Grandmother’s Story is a sketch from Oliver Wendell Holmes Sr.’s long career as one of the most popular American essayists and poets of the nineteenth century. Holmes wore a lot of hats during his working life. Physician, professor at Harvard Medical School, essayist, and one of the most popular American poets of his era. He was part of the loose Boston circle that included Longfellow, Lowell, Emerson, and Hawthorne, and his prose pieces were widely read in the periodicals of his time and later collected into books.
The grandmother’s story format was a popular convention in nineteenth century American sentimental and reflective prose, with the older female voice carrying the moral weight of the piece and the framing device giving the writer room to work in a slightly different register from his usual essay voice. Holmes uses the form for the kind of reflective, sometimes humorous, sometimes pointed writing that he had been refining across his career. The sketch typically opens with a scene that frames the grandmother’s narrative, then moves into the older woman’s account of some event from her past that has implications for the contemporary reader, and closes with reflections that pull the historical material into the present.

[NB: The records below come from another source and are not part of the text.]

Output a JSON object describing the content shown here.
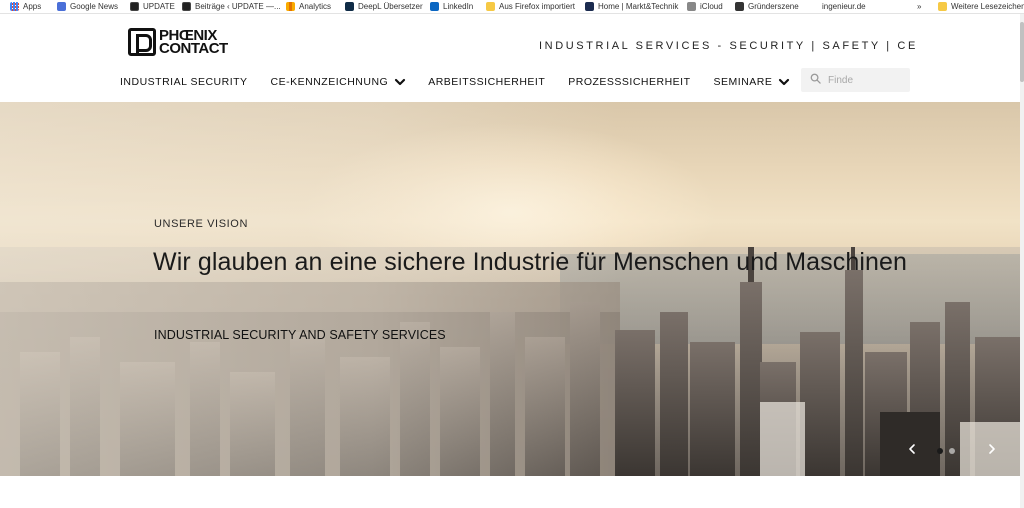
{
  "bookmarks": [
    {
      "label": "Apps",
      "icon": "apps-icon"
    },
    {
      "label": "Google News",
      "icon": "google-news-icon"
    },
    {
      "label": "UPDATE",
      "icon": "update-icon"
    },
    {
      "label": "Beiträge ‹ UPDATE —...",
      "icon": "update-icon"
    },
    {
      "label": "Analytics",
      "icon": "analytics-icon"
    },
    {
      "label": "DeepL Übersetzer",
      "icon": "deepl-icon"
    },
    {
      "label": "LinkedIn",
      "icon": "linkedin-icon"
    },
    {
      "label": "Aus Firefox importiert",
      "icon": "folder-icon"
    },
    {
      "label": "Home | Markt&Technik",
      "icon": "markt-technik-icon"
    },
    {
      "label": "iCloud",
      "icon": "apple-icon"
    },
    {
      "label": "Gründerszene",
      "icon": "gruenderszene-icon"
    },
    {
      "label": "ingenieur.de",
      "icon": "ingenieur-icon"
    }
  ],
  "bookmarks_overflow": "»",
  "other_bookmarks": "Weitere Lesezeichen",
  "logo": {
    "line1": "PHŒNIX",
    "line2": "CONTACT"
  },
  "tagline": "INDUSTRIAL SERVICES - SECURITY | SAFETY | CE",
  "nav": [
    {
      "label": "INDUSTRIAL SECURITY",
      "dropdown": false
    },
    {
      "label": "CE-KENNZEICHNUNG",
      "dropdown": true
    },
    {
      "label": "ARBEITSSICHERHEIT",
      "dropdown": false
    },
    {
      "label": "PROZESSSICHERHEIT",
      "dropdown": false
    },
    {
      "label": "SEMINARE",
      "dropdown": true
    }
  ],
  "search": {
    "placeholder": "Finde",
    "value": ""
  },
  "hero": {
    "eyebrow": "UNSERE VISION",
    "headline": "Wir glauben an eine sichere Industrie für Menschen und Maschinen",
    "subline": "INDUSTRIAL SECURITY AND SAFETY SERVICES",
    "slides": 2,
    "active_slide": 0
  },
  "colors": {
    "accent": "#111111",
    "search_bg": "#f2f2f2",
    "dot_active": "#1a1a1a"
  }
}
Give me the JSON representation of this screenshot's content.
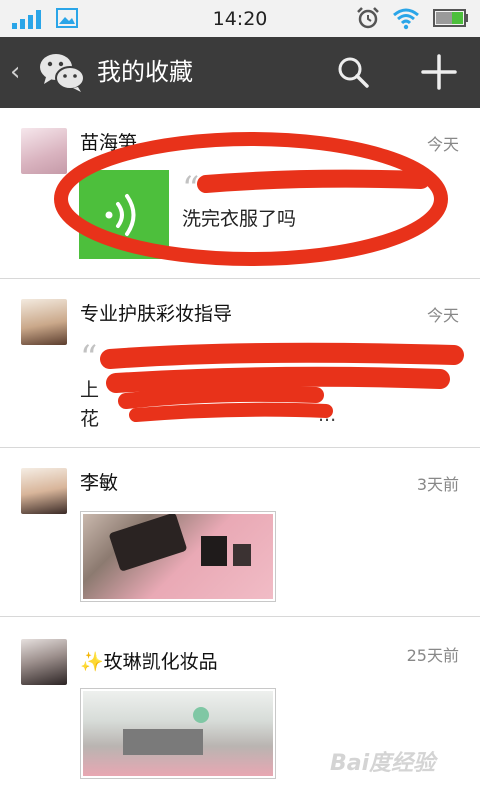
{
  "statusbar": {
    "time": "14:20"
  },
  "header": {
    "back_glyph": "‹",
    "title": "我的收藏"
  },
  "icons": {
    "signal": "signal-bars-icon",
    "gallery": "gallery-icon",
    "alarm": "alarm-clock-icon",
    "wifi": "wifi-icon",
    "battery": "battery-icon",
    "logo": "wechat-logo-icon",
    "search": "search-icon",
    "add": "plus-icon",
    "voice": "voice-message-icon",
    "sparkle": "sparkle-emoji-icon"
  },
  "colors": {
    "accent_green": "#4dbf3c",
    "header_bg": "#3b3b3b",
    "annotation_red": "#e8321a"
  },
  "favorites": [
    {
      "name": "苗海笋",
      "time": "今天",
      "type": "voice",
      "text": "洗完衣服了吗"
    },
    {
      "name": "专业护肤彩妆指导",
      "time": "今天",
      "type": "text",
      "text_line1": "上",
      "text_line2": "花",
      "ellipsis": "..."
    },
    {
      "name": "李敏",
      "time": "3天前",
      "type": "image"
    },
    {
      "name": "✨玫琳凯化妆品",
      "time": "25天前",
      "type": "image"
    }
  ],
  "watermark": {
    "text": "Bai度经验"
  }
}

Holmes had a real ear for conversation and his characters speak in voices that sound like the actual people he had spent years observing in Boston society and in the medical practice he ran. The sketches are funnier than some of his more formal essays, and the affection for older Boston traditions gives them a particular warmth.
For readers interested in nineteenth century American sentimental prose, in the wider catalogue of Oliver Wendell Holmes Sr. beyond his most famous Breakfast Table books, or in the long tradition of the framed narrative in American writing, Grandmother’s Story is worth knowing. The piece is short and well suited to a single sitting. Anyone reading their way through Holmes’s collected works will encounter it as one of many similar sketches that fill out the shorter pieces section of his published volumes. Modern readers may find the period assumptions and the sentimental register dated, but the prose itself remains readable.